Fire Spread Prediction in Building Layouts
Project Goal
The goal is to predict fire safety risk at the unit level in a building.
We are conducting a fire spread analysis for building layouts by examining spatial, structural, and material features.
The objective is to model and understand how fire propagates through different parts of a building based on characteristics such as room connectivity, surface combustibility, ventilation, and ignition sources.
This analysis architects, fire engineers, housing client and insurance assess risk early in the design process, supporting safer architectural design


Building Investigation
What can cause fire?
We conducted a spatial-material analysis to identify features most correlated with fire propagation potential at the unit level.

How the data is distributed across the building.
the spatial distribution of unit types








Visualizing how material finishes are distributed helps reveal where fire risk may concentrate spatially.
Dataset Composition
Initially Manipulating data through Grasshopper

using the BDG we received we added new features to the modules wasp parts using the wasp smart attributes in Grasshopper.
and after aggregation we restored all apartments with These features labeled on them then exported as structured datasets for further analysis and modeling.


We categorized fire-relevant features into spatial, material, and combustibility domains to structure the dataset for predictive modeling.
Initial Dataset

The dataset contains over 1,000 apartment units, each encoded with spatial, material, and categorical attributes relevant to fire risk analysis.
EDA (Exploratory Data Analysis)

We performed an initial exploratory analysis to quantify the distribution of unit types, usage categories, and material selections.
This provided insight into the dominant feature classes, highlighting a high prevalence of residential layouts and materials like ceramic tile and plasterboard.

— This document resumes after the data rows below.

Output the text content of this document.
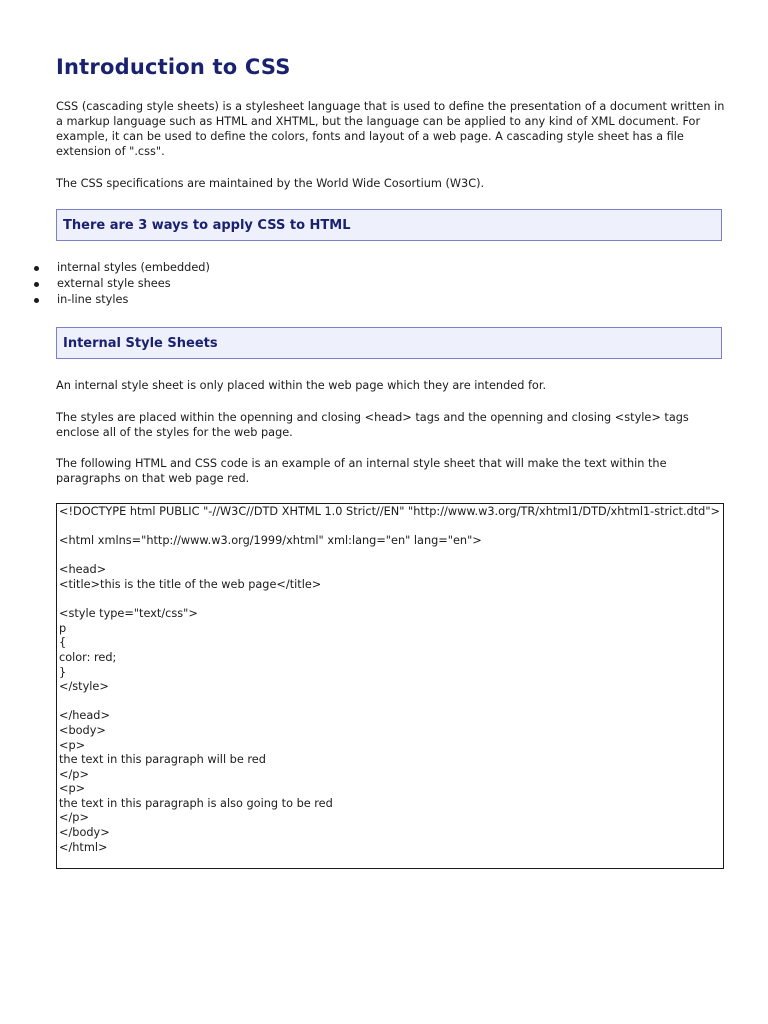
Introduction to CSS

CSS (cascading style sheets) is a stylesheet language that is used to define the presentation of a document written in a markup language such as HTML and XHTML, but the language can be applied to any kind of XML document. For example, it can be used to define the colors, fonts and layout of a web page. A cascading style sheet has a file extension of ".css".

The CSS specifications are maintained by the World Wide Cosortium (W3C).

There are 3 ways to apply CSS to HTML
internal styles (embedded)
external style shees
in-line styles
Internal Style Sheets

An internal style sheet is only placed within the web page which they are intended for.

The styles are placed within the openning and closing <head> tags and the openning and closing <style> tags enclose all of the styles for the web page.

The following HTML and CSS code is an example of an internal style sheet that will make the text within the paragraphs on that web page red.

<!DOCTYPE html PUBLIC "-//W3C//DTD XHTML 1.0 Strict//EN" "http://www.w3.org/TR/xhtml1/DTD/xhtml1-strict.dtd">
<html xmlns="http://www.w3.org/1999/xhtml" xml:lang="en" lang="en">
<head>
<title>this is the title of the web page</title>
<style type="text/css">
p
{
color: red;
}
</style>
</head>
<body>
<p>
the text in this paragraph will be red
</p>
<p>
the text in this paragraph is also going to be red
</p>
</body>
</html>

We examined the frequency of material combinations across wall, floor, and ceiling finishes to identify common construction patterns.
Heatmaps were used to analyze the correlation between unit types and materials, revealing dependencies that may influence fire risk profiles.
Training Trials and Efforts
Risk_Label Calculation trials

We tested three initial methods to generate fire risk labels — manual scoring and K-means clustering — but both failed to produce reliable or interpretable results.
First Trial – Manual Feature Importance

Manual scoring imposed assumed feature weights without validation, causing models to learn our logic instead of real fire risk behavior.
Second Trial – KMeans Clustering

K-Means produced three clusters, but fire-related features showed no real variation across them. The grouping was dominated by size and layout, not combustibility — making the clusters visually clean, but practically meaningless.
Third trial – Rothermel fire spread

We used standard references to assign combustibility and heat of combustion to materials, then applied a Rothermel-inspired formula to compute Rate of Spread — enabling data-driven assessment of fire propagation risk based on material and spatial characteristics.
Calculating Rothermel fire spread risk

We implemented a simplified Rothermel-based formula to calculate a fire spread risk score per unit. Each term in the equation was mapped to available features — such as combustible material investment, floor area, and ignition thresholds — enabling us to quantify fire propagation in a scalable and interpretable way.

First, we manually mapped material types to combustibility and heat of combustion values. These were then used to compute investment scores per element surface, and combined into total combustible mass. Using this, we calculated the Rate of Spread, and finally classified each unit into low, medium, or high fire risk using quantile bins .
Final Dataset


We cleaned the dataset by dropping intermediate features used in ROS calculation and kept only the final risk_label. This gave us a compact and interpretable dataset ready for model training, with risk_label as the target variable.
The dataset is now clean, compact, and ready for machine learning classification.
Model Training

We trained six classification models using the final dataset and evaluated their performance with confusion matrices and accuracy scores. Random Forest achieved the highest accuracy at 96%, making it the most reliable model for predicting fire risk levels.
Random Forest gives the best accuracy on the test data.
Fire Spread Predictor (UI):

Finally, we built a simple UI that allows users to input layout properties and instantly get a predicted fire risk label. The app uses the trained model behind the scenes, making fire risk assessment more accessible, fast, and interactive for designers or planners.